Aplikasi tersebut ternyata
memiliki peluang yang bagus. Di era digital ini, semua orang memakai
memanfaatkan ponsel dan koneksi internet. Fitur layanan seperti ini tentu
sangat mudah diakses dan efisien untuk digunakan. Hal ini menjadi peluang
untukku, dan benar saja, dari hari ke hari semakin banyak orang yang
menggunakan aplikasi layanan pesan antar makanan tersebut.
Dari sini, kalian bisa simpulkan
sendiri. Perkataan si fonograf rosok ajaib tadi tidak ada benarnya. Aku ini
bukannya sedang bermalas-malasan, tetapi memang sedang tidak ada pekerjaan.

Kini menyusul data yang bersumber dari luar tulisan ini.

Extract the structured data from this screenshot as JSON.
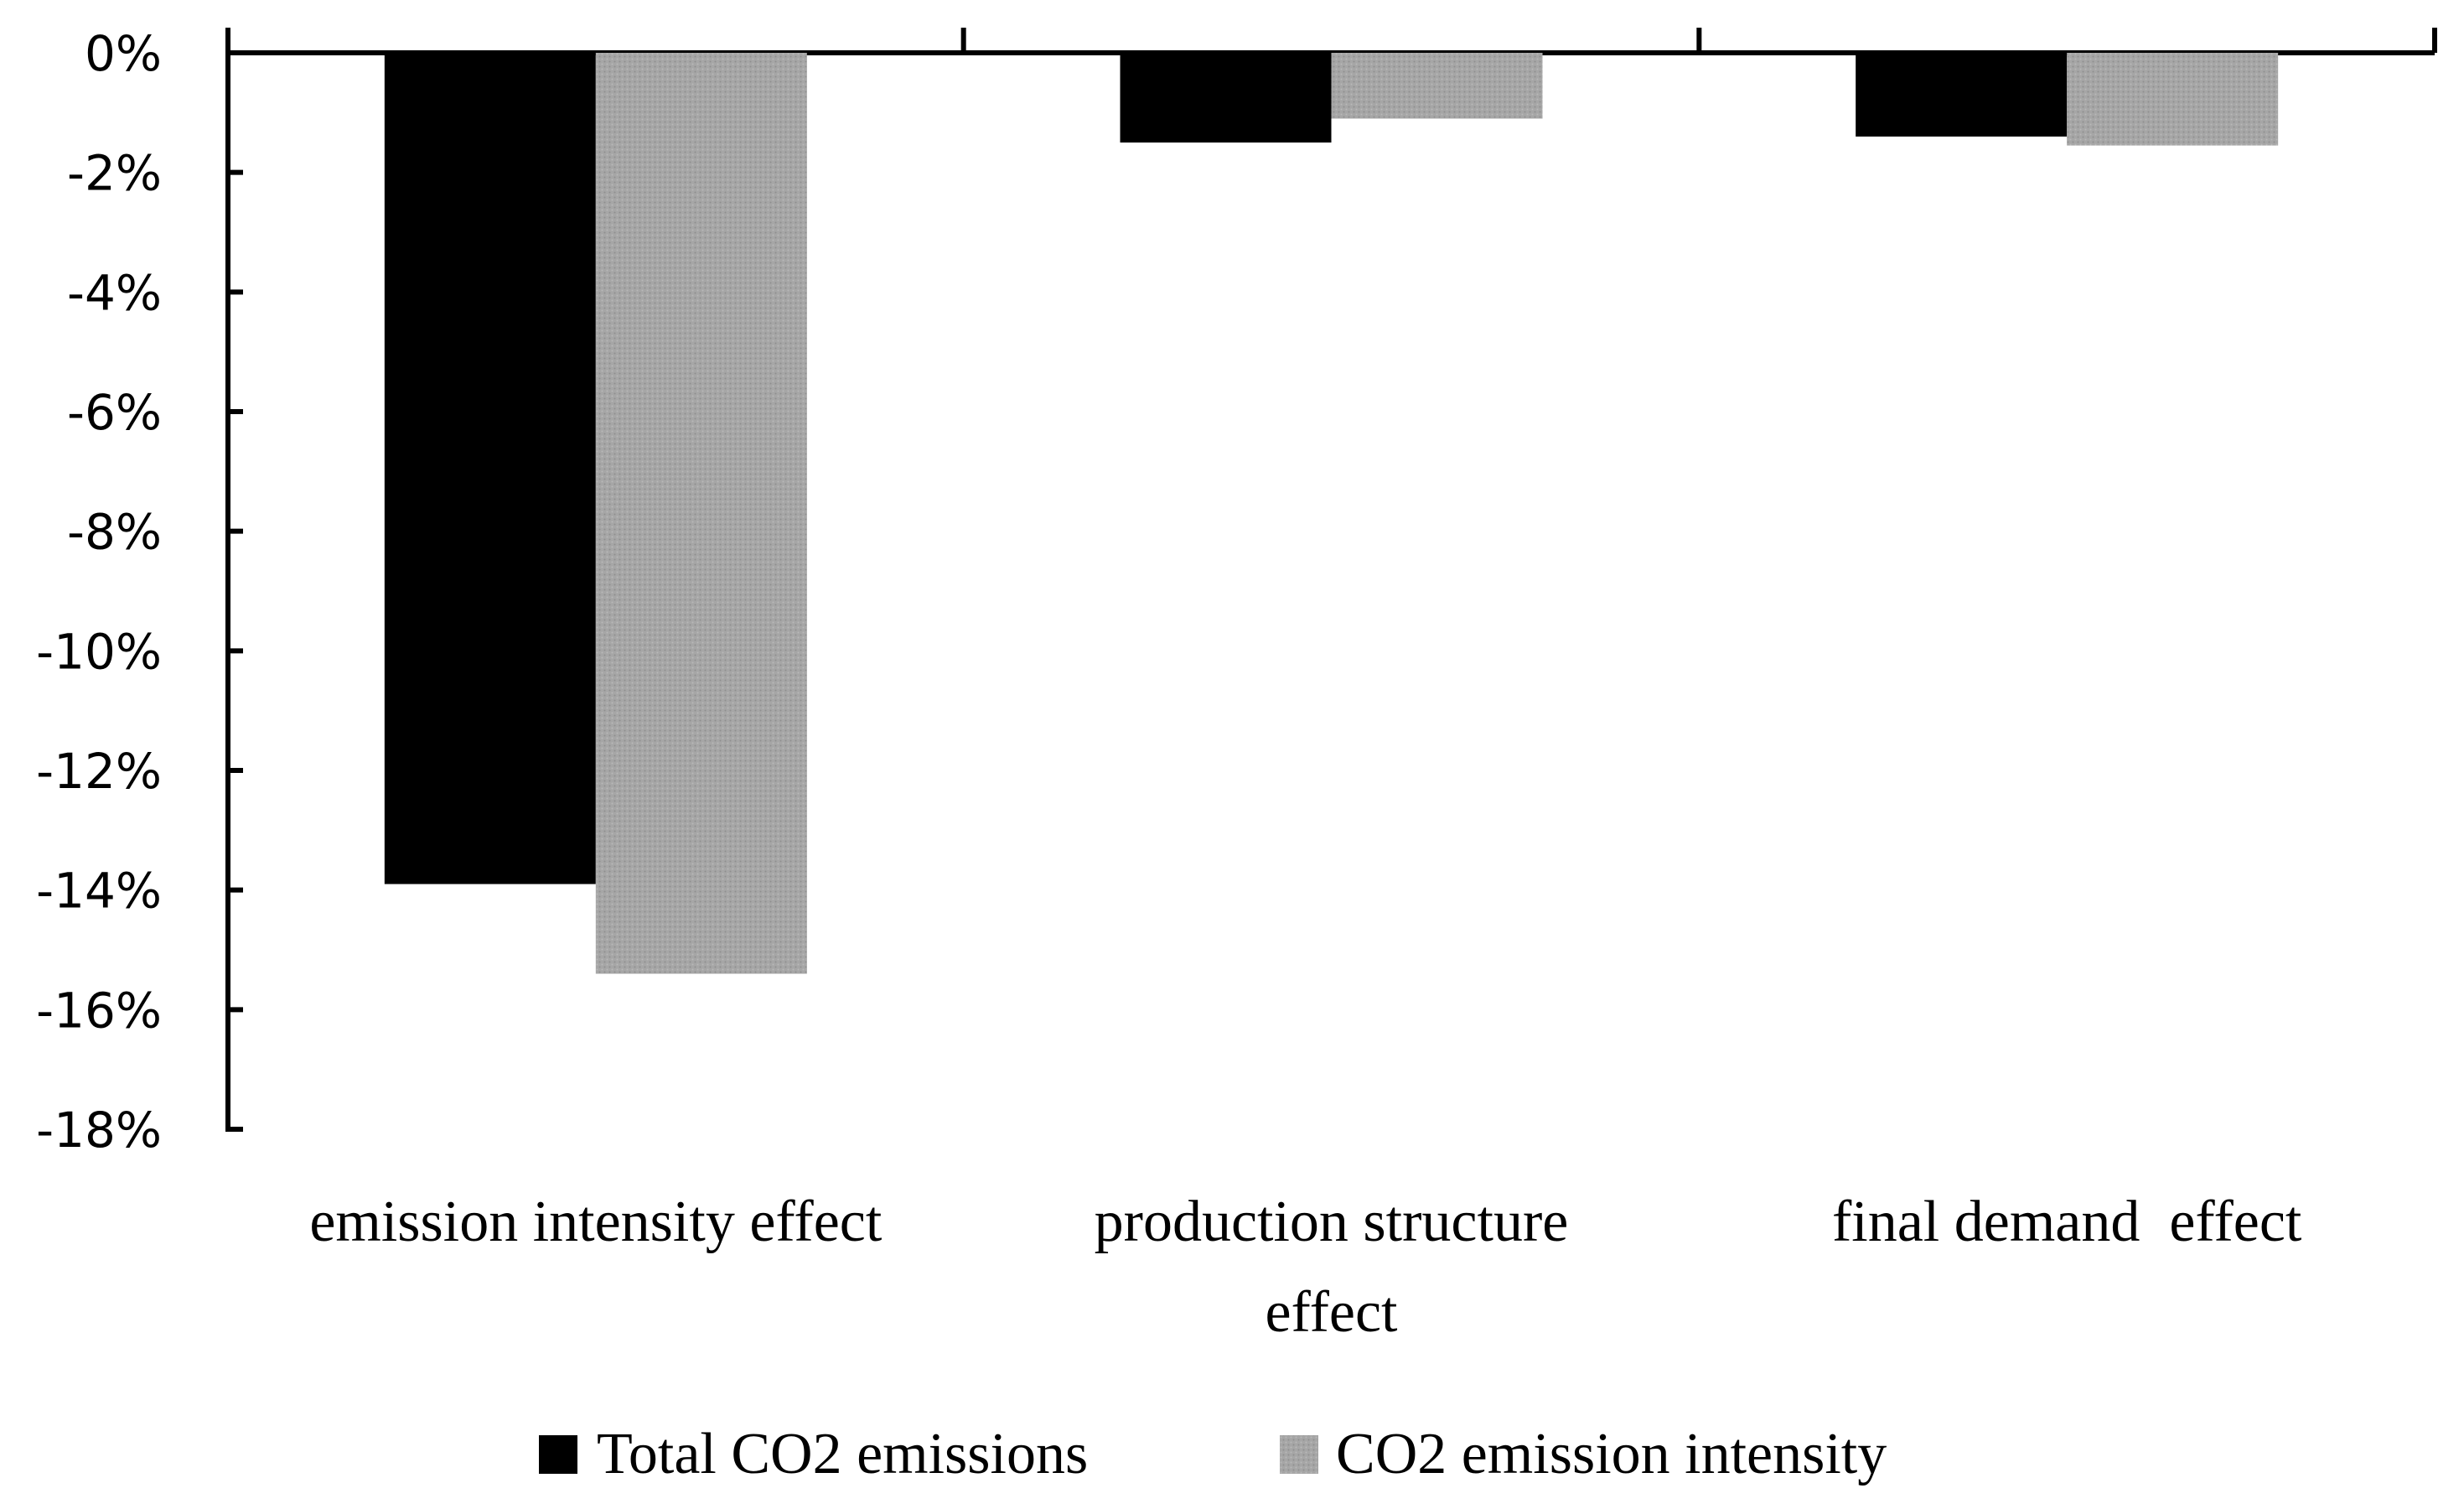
{
  "chart_data": {
    "type": "bar",
    "title": "",
    "xlabel": "",
    "ylabel": "",
    "ylim": [
      -18,
      0
    ],
    "yticks": [
      0,
      -2,
      -4,
      -6,
      -8,
      -10,
      -12,
      -14,
      -16,
      -18
    ],
    "ytick_labels": [
      "0%",
      "-2%",
      "-4%",
      "-6%",
      "-8%",
      "-10%",
      "-12%",
      "-14%",
      "-16%",
      "-18%"
    ],
    "categories": [
      [
        "emission intensity effect"
      ],
      [
        "production structure",
        "effect"
      ],
      [
        "final demand  effect"
      ]
    ],
    "series": [
      {
        "name": "Total CO2 emissions",
        "color": "#000000",
        "values": [
          -13.9,
          -1.5,
          -1.4
        ]
      },
      {
        "name": "CO2 emission intensity",
        "color": "#a6a6a6",
        "values": [
          -15.4,
          -1.1,
          -1.55
        ]
      }
    ],
    "legend": {
      "position": "bottom-center"
    },
    "grid": false
  }
}
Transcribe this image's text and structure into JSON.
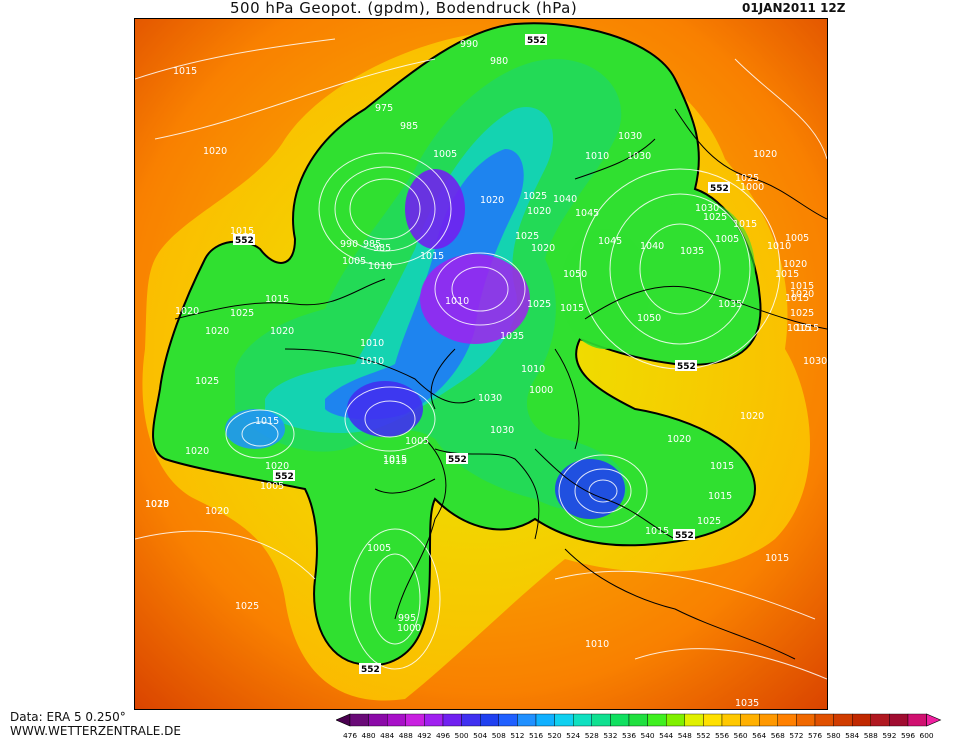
{
  "header": {
    "title": "500 hPa Geopot. (gpdm), Bodendruck (hPa)",
    "date": "01JAN2011 12Z"
  },
  "footer": {
    "data_source": "Data: ERA 5 0.250°",
    "website": "WWW.WETTERZENTRALE.DE"
  },
  "colorbar": {
    "ticks": [
      "476",
      "480",
      "484",
      "488",
      "492",
      "496",
      "500",
      "504",
      "508",
      "512",
      "516",
      "520",
      "524",
      "528",
      "532",
      "536",
      "540",
      "544",
      "548",
      "552",
      "556",
      "560",
      "564",
      "568",
      "572",
      "576",
      "580",
      "584",
      "588",
      "592",
      "596",
      "600"
    ],
    "colors": [
      "#4a0050",
      "#6a0a78",
      "#8b0aa8",
      "#a810c8",
      "#c820e0",
      "#a020f0",
      "#7020f0",
      "#4030f0",
      "#2040f0",
      "#2060ff",
      "#2090ff",
      "#10b0ff",
      "#10d0f0",
      "#10e0c0",
      "#10e090",
      "#10e060",
      "#20e040",
      "#40f020",
      "#80f000",
      "#e0f000",
      "#ffe000",
      "#ffc800",
      "#ffb000",
      "#ff9800",
      "#ff8000",
      "#f06800",
      "#e05000",
      "#d03c00",
      "#c02800",
      "#b01820",
      "#a00c30",
      "#d01070",
      "#f020a0"
    ]
  },
  "map": {
    "geopotential_labels": [
      {
        "value": "552"
      },
      {
        "value": "552"
      },
      {
        "value": "552"
      },
      {
        "value": "552"
      },
      {
        "value": "552"
      },
      {
        "value": "552"
      },
      {
        "value": "552"
      },
      {
        "value": "552"
      }
    ],
    "pressure_labels": [
      "1015",
      "1020",
      "1015",
      "1020",
      "1020",
      "1025",
      "1015",
      "1020",
      "1025",
      "1020",
      "1015",
      "1020",
      "1005",
      "1020",
      "1020",
      "1025",
      "1015",
      "1010",
      "975",
      "985",
      "990",
      "985",
      "980",
      "990",
      "985",
      "1005",
      "1005",
      "1010",
      "1015",
      "1010",
      "1010",
      "1005",
      "1015",
      "1015",
      "1005",
      "995",
      "1000",
      "1020",
      "1025",
      "1010",
      "1030",
      "1030",
      "1020",
      "1025",
      "1020",
      "1040",
      "1045",
      "1045",
      "1040",
      "1035",
      "1050",
      "1050",
      "1035",
      "1030",
      "1035",
      "1025",
      "1015",
      "1010",
      "1000",
      "1030",
      "1020",
      "1015",
      "1015",
      "1015",
      "1025",
      "1020",
      "1000",
      "1025",
      "1015",
      "1005",
      "1015",
      "1015",
      "1020",
      "1025",
      "1015",
      "1015",
      "1020",
      "1015",
      "1010",
      "1035",
      "1030",
      "1025",
      "1005",
      "1010",
      "1020",
      "1015",
      "1030"
    ]
  }
}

Tokoku sudah bisa mempekerjakan seorang pegawai dan aku pun tak perlu memasak
sendiri.
Aku punya banyak waktu luang,
yang belakangan ini kumanfaatkan untuk mempelajari hal baru. Sebuah kemampuan
yang tidak kuduga akan menyenangkan.
Aku mencoba Bertani cabai.
Kumanfaatkan pekarangan belakang rumahku. Gosip yang kudengar mengatakan bahwa sayuran
segar kini bisa dipasarkan melalui sebuah aplikasi yang mirip layanan pesan
antar makanan yang kini kupakai. Peluang ini menguarkan aroma uang yang sangat
pekat, tentu saja tidak boleh kulewatkan.
Bermodal ilmu biologi dan
beberapa seminar, aku mempelajari cara persilangan cabai. Cabai merah dengan
cabai hijau bisa menghasilkan keturunan cabai merah semua. Dasar ilmunya adalah
persilangan monohobrid.
Kepintaranku yang tumbuh secara tidak
terduga ini cukup menaikkan level diriku. Beberapa waktu lalu, wajahku
terpampang di artikel portal berita lokal.
Begitulah, nasibku sudah berubah.
Sepertinya di masa depan aku bisa menjadi orang kaya.